Richardson was not listed on the 2011 roster for Carolina released on 4 April 2011. He was later signed by the Puerto Rico Islanders on 15 April.

After the Islanders went on hiatus he returned to Guyana to play for Alpha United, helping them reach the 2014–15 CONCACAF Champions League.

==International goals==
Scores and results list Guyana's goal tally first.
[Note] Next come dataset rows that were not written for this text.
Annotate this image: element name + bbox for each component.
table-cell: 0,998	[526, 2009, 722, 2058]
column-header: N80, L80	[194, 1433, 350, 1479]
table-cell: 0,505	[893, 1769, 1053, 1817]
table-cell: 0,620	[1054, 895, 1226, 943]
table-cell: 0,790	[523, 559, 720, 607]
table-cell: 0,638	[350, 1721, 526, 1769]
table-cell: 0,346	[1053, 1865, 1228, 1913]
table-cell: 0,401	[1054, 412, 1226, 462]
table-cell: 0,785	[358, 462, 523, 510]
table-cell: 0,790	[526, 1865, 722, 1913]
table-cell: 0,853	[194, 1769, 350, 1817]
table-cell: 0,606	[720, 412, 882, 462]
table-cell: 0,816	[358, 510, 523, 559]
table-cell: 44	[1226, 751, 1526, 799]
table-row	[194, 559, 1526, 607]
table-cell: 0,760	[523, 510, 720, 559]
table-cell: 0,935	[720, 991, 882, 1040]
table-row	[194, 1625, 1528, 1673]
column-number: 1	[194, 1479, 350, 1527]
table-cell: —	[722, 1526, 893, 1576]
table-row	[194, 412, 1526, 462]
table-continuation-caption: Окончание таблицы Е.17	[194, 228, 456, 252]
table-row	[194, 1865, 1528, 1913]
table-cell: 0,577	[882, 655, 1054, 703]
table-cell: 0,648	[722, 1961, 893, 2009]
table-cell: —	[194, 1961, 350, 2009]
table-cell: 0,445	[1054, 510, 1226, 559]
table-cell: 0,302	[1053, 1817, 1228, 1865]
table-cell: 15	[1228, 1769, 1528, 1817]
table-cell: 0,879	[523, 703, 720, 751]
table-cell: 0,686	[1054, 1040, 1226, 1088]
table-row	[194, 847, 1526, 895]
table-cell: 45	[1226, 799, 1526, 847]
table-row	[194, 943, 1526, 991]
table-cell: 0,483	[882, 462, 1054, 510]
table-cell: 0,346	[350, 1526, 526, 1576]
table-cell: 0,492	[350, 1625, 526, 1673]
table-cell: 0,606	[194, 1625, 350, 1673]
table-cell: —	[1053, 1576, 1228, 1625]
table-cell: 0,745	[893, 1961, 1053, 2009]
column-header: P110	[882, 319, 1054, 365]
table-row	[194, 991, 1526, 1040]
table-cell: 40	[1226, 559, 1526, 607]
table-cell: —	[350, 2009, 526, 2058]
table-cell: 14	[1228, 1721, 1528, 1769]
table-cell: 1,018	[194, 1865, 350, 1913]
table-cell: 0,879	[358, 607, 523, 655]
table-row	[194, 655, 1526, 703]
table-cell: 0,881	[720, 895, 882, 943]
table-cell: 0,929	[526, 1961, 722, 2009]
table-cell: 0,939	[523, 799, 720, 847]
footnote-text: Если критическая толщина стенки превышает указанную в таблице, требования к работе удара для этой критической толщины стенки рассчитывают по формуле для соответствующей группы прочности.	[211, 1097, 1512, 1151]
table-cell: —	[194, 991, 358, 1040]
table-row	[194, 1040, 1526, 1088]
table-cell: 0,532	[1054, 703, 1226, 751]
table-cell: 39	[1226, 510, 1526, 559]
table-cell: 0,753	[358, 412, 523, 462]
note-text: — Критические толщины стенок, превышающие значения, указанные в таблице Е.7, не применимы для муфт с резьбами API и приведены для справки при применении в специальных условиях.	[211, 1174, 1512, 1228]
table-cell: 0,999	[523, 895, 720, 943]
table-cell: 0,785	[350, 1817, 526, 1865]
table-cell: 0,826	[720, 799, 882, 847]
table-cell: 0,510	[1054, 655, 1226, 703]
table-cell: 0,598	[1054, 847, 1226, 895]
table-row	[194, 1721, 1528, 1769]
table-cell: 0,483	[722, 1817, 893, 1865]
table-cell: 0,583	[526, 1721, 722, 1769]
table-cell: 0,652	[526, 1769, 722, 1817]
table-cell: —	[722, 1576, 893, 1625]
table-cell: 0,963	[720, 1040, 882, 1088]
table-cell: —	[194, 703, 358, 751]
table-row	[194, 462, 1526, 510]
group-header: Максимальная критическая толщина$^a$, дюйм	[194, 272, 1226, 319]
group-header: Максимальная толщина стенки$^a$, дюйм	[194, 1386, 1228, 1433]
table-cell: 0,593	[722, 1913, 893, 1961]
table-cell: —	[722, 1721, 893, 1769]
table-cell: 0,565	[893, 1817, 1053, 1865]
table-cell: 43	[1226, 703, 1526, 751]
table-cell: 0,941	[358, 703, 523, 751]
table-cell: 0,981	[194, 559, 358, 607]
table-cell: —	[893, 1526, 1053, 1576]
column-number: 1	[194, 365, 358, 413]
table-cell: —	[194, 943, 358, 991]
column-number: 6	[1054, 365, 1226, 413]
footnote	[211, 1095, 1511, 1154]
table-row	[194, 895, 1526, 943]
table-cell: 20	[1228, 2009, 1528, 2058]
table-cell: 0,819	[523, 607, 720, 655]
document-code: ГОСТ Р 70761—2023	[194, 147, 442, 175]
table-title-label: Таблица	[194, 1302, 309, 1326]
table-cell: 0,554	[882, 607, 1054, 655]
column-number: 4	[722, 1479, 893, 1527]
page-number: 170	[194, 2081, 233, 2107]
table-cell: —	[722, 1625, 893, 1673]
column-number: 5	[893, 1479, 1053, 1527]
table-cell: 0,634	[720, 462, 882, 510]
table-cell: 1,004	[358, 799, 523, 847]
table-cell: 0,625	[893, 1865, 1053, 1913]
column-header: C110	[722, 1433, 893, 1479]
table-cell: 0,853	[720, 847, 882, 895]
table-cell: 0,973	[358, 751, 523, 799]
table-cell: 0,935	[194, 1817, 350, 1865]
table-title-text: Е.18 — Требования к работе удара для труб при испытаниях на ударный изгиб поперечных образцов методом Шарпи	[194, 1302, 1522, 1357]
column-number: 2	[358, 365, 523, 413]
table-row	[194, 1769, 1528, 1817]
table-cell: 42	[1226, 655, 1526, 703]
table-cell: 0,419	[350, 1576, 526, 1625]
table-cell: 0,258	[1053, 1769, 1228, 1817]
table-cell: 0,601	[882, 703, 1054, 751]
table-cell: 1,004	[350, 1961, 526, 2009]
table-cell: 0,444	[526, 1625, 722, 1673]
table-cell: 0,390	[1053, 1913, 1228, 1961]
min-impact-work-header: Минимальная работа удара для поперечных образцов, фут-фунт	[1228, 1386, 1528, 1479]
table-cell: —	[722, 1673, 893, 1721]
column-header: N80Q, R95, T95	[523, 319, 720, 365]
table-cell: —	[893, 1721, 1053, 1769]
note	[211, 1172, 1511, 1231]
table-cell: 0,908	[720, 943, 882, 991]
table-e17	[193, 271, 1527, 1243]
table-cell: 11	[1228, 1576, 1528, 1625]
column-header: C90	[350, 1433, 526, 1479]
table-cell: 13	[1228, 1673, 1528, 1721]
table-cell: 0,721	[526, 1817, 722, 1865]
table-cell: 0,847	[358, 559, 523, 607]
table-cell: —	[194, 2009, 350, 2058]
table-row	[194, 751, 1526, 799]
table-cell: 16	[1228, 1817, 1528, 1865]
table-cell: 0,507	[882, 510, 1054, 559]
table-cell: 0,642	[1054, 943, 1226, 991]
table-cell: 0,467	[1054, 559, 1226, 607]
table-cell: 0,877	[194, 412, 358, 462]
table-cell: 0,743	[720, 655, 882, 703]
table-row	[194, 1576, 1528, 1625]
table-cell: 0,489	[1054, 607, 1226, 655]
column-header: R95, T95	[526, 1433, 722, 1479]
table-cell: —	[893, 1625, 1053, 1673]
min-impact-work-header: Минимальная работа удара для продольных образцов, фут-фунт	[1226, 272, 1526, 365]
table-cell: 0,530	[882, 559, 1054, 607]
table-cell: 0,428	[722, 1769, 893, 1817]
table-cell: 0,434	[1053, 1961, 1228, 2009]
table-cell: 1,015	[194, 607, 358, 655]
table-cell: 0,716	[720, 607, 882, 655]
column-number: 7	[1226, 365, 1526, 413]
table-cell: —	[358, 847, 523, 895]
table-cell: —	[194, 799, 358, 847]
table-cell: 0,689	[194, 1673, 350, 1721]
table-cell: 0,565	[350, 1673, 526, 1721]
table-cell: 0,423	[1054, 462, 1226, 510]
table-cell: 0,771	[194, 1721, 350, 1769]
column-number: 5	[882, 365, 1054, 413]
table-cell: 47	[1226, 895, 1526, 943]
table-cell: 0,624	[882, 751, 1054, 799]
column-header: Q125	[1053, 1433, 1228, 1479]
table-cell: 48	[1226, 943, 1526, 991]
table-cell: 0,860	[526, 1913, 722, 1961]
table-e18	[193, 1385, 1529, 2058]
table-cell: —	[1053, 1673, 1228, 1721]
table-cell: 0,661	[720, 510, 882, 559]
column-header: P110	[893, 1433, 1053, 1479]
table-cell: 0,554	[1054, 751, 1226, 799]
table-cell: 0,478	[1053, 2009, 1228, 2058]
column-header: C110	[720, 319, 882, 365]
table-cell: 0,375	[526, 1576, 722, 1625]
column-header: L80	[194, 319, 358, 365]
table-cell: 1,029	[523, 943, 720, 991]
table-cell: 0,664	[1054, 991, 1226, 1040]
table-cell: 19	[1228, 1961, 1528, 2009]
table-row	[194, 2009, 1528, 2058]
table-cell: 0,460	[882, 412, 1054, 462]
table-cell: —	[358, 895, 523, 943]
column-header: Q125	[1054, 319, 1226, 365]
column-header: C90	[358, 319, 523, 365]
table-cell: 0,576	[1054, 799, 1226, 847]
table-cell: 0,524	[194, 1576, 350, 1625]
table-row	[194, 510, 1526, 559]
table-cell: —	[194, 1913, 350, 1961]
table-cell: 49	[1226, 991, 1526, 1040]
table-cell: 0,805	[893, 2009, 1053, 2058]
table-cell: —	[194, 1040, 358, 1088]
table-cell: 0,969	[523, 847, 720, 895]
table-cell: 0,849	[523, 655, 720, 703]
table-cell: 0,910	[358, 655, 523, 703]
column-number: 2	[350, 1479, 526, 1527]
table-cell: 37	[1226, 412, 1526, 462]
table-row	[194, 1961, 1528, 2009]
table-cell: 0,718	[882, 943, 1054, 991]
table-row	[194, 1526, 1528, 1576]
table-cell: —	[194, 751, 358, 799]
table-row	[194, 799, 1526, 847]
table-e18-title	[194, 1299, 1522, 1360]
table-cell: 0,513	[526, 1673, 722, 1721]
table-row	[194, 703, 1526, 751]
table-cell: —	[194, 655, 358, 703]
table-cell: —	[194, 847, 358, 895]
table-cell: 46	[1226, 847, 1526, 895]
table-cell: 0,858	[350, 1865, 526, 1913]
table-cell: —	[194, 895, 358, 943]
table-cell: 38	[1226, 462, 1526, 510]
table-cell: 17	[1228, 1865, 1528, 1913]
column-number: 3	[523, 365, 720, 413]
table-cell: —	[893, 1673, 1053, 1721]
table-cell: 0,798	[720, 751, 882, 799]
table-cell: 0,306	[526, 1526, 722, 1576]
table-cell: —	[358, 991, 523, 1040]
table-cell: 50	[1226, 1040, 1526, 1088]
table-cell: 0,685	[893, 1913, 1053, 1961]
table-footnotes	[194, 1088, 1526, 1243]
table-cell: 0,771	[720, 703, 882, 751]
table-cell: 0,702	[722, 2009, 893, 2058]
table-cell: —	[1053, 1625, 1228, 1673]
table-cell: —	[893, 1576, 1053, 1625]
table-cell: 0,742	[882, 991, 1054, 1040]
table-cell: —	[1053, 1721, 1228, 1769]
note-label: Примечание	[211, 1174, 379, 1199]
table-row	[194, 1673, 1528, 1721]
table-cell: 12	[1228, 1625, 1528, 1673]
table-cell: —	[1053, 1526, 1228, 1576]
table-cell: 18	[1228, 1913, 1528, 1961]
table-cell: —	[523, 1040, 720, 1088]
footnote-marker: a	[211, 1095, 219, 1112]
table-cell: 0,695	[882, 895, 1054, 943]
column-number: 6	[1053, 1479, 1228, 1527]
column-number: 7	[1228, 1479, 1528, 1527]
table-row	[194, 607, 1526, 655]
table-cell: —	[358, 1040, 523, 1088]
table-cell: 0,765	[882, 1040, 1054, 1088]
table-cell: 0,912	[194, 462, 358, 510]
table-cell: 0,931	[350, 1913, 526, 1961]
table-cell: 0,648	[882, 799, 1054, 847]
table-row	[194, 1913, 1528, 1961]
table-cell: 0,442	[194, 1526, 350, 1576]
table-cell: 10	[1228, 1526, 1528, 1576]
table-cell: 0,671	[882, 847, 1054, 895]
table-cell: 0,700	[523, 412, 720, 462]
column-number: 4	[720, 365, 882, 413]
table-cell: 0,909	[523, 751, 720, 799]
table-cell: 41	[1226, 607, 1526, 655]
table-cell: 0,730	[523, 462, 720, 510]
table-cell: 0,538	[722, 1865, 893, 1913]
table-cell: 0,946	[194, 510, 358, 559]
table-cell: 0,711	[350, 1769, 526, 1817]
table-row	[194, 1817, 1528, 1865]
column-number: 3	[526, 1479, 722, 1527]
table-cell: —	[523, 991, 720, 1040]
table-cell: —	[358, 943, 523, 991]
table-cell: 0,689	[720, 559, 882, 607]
| No. | Date | Venue | Opponent | Score | Result | Competition |
| 1. | 15 February 2004 | Barbados National Stadium, Waterford, Barbados | Barbados | 2–0 | 2–0 | Friendly |
| 2. | 13 February 2005 | Barbados National Stadium, Waterford, Barbados | Barbados | 1–1 | 3–3 | Friendly |
| 3. | 6 September 2006 | Ergilio Hato Stadium, Willemstad, Curaçao | Suriname | 1–0 | 5–0 | 2007 Caribbean Cup qualification |
| 4. | 24 November 2006 | Bourda, Georgetown, Guyana | Antigua and Barbuda | 1–0 | 6–0 |
| 5. | 2–0 |
| 6. | 26 November 2006 | Bourda, Georgetown, Guyana | Guadeloupe | 2–0 | 3–2 |
| 7. | 28 November 2006 | Bourda, Georgetown, Guyana | Dominican Republic | 1–0 | 4–0 |
| 8. | 13 January 2008 | Providence Stadium, Providence, Guyana | Saint Vincent and the Grenadines | 1–0 | 1–0 | Friendly |
| 9. | 5 November 2008 | Marvin Lee Stadium, Macoya, Trinidad and Tobago | Saint Kitts and Nevis | 1–1 | 1–1 | 2008 Caribbean Cup qualification |
| 10. | 9 November 2008 | Marvin Lee Stadium, Macoya, Trinidad and Tobago | Trinidad and Tobago | 1–0 | 1–1 |
| 11. | 11 September 2012 | Providence Stadium, Providence, Guyana | El Salvador | 1–0 | 2–3 | 2014 FIFA World Cup qualification |
| 12. | 21 October 2012 | Beauséjour Stadium, Gros Islet, Saint Lucia | Saint Vincent and the Grenadines | 1–1 | 1–2 | 2012 Caribbean Cup qualification |
| 13. | 23 October 2012 | Beauséjour Stadium, Gros Islet, Saint Lucia | Curaçao | 2–0 | 2–1 |
| 14. | 25 October 2012 | Beauséjour Stadium, Gros Islet, Saint Lucia | Saint Lucia | 3–0 | 3–0 |
| 15. | 21 February 2016 | Providence Stadium, Providence, Guyana | Suriname | 1–0 | 2–0 | Friendly |
| 16. | 2–0 |
| 17. | 22 March 2016 | Providence Stadium, Providence, Guyana | Anguilla | 5–0 | 7–0 | 2017 Caribbean Cup qualification |

Note: Some sources have credited Richardson with scoring the first goal in a 5–0 victory over Netherlands Antilles in 2006, however this was actually scored by Nigel Codrington.